This is another in the sporadic series on colour in nature. You can find the most recent one here and trace it back therefrom. However for this particular installment you might also like to cast a glance at the first posting on blue in nature; the reason for this is that iridescent colours - where parts of an animal appear to shine, and even to change colour with a slight change of viewing angle - are formed in somewhat similar ways to blue (and combinations of blue, such as give yellow and purple). The colours have nothing to do with pigments, but are down to structures in the feather or skin of the animal, which reflect certain wavelengths.
|Iridescent speculum in the wing of the Australian Pacific Black Duck Anas superciliosus.The photos above and below were of the same bird, taken just seconds apart.|
|Feral Mallard Anas platyrhynchos, Canberra.|
|Chiloé Wigeons Anas sibilatrix, Puerto Natales, Chile. |
The male is on the right.
|Male Muscovy Duck Cairina moschata, Manu NP, Peru.|
Even in the dull rainforest light which is my excuse for a poor photo, the iridescent back gleams.

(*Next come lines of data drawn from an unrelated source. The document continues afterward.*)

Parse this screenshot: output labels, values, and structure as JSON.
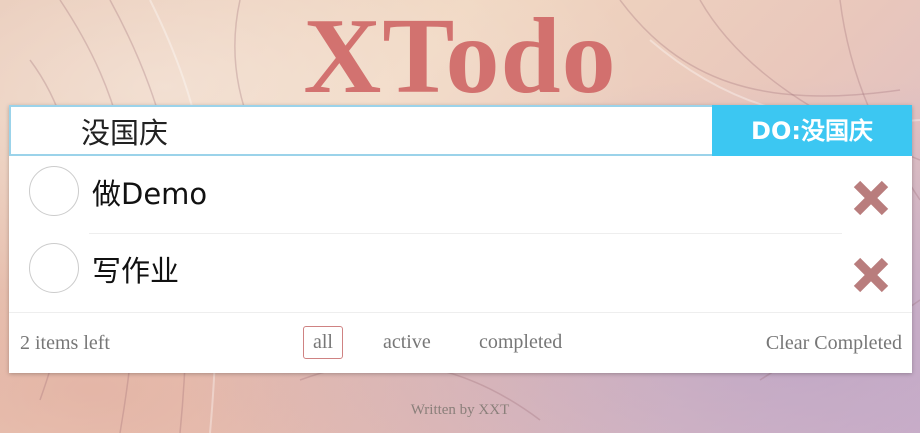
{
  "app": {
    "title": "XTodo"
  },
  "input": {
    "value": "没国庆",
    "placeholder": ""
  },
  "add_button": {
    "label": "DO:没国庆"
  },
  "todos": [
    {
      "label": "做Demo",
      "completed": false
    },
    {
      "label": "写作业",
      "completed": false
    }
  ],
  "footer": {
    "count": "2 items left",
    "filters": [
      "all",
      "active",
      "completed"
    ],
    "selected_filter": "all",
    "clear_label": "Clear Completed"
  },
  "credit": "Written by XXT",
  "colors": {
    "title": "#cd5f5f",
    "accent": "#3cc7f2",
    "destroy": "#b97d7d",
    "filter_border": "#c98b8b"
  },
  "icons": {
    "toggle": "circle-checkbox-icon",
    "destroy": "close-x-icon"
  }
}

|Mandarin Duck Aix galericulata, Taronga Park Zoo, Sydney.|
|Glossy Ibis, Jerrabomberra Wetlands, Canberra.|
|Hadada Ibis Bostrychia hagedash, Queen Elizabeth National Park, Uganda.|
A very familiar African bird, named for its compellingly loud call.
|Austral Parakeet Enicognathus ferrugineus, Cuevo del Milodon, southern Chile.|
The lightly iridescent head of this parrot is found further south than any other parrot's,
to very tip of South America.
|Common Bronzewing Phaps chalcoptera, Canberra.A very common bird, including in urban situations, across most of Australia.|
|Crested Pigeon Ocyphaps lophotes, displaying in central Australia.|
Another very common and familiar bird which probably thereby often fails to receive the admiration it deserves
(though this one wasn't interested in human admirers!).
|Spinifex Pigeon Geophaps plumifera, central Australia.|
The similarity of the display of these two species is striking.
|Squatter Pigeon Geophaps scripta, Mareeba, Queensland.|
|Asian Glossy Starling Aplonis panayensis, found across southern and south-east Asia,|
here at Sepilok, Sabah. Many starlings are gloriously iridescent.
|Common Starling Sturnus vulgaris, Canberra.|
An unwelcome exotic here, but the green to purple iridescence of the breast is still striking.
|Greater Blue-eared Glossy Starling Lamprotornis chalybaeus, one of the |
many stunningly iridescent African starlings.
|Ethiopian Swallows Hirundo aethiopica, Waza NP, northern Cameroon.|
Many swallows show such iridescence.
|The green iridescent sheen of the wing covers of the male Great Frigatebird Fregata minor is one feature that distinguishes it from similar species. Here on Genovesa, Galápagos.|
|Leaden Flycatcher male Myiagra rubecula, Canberra.|
This familiar bird catching the light took me by surprise; in most lights it's a more sombre and well, leaden colour.
|Malachite Kingfisher Alcedo cristata, Lake Mburo NP, Uganda.|
Kingfishers also commonly display iridescence, but I especially love the highlights of this one.
|Masked Flowerpiercer Diglossa cyanea, Yanacocha Reserver, Ecuador.|
These lovely birds 'cheat' by stabbing the base of a flower to steal nectar without
offering pollination services.
|Shining Bronze-Cuckoo Chrysococcyx lucidus, Canberra, one of the world's smallest cuckoos.|
All bronze-cuckoos have the strikingly iridescent wings.
|Superb Fairy-wren Malurus cyaneus, Canberra.|
One of south-east Australia's most familiar and loved birds whose iridescence
is often not recognised - until the sun catches them and 'flash'!
|Ruby-cheeked Sunbird (or just Rubycheek) Chalcoparia singalensis, Batang Ai NP, Sarawak.|
Many sunbirds are strikingly iridescent.
|Olive-backed Sunbirds Cinnyris jugularis, Cairns, Queensland.|
This species, Australia's only sunbird, is presumably a recent arrival, being also found through southern Asia.
I hope this has brightened up your day a little, as preparing it has mine.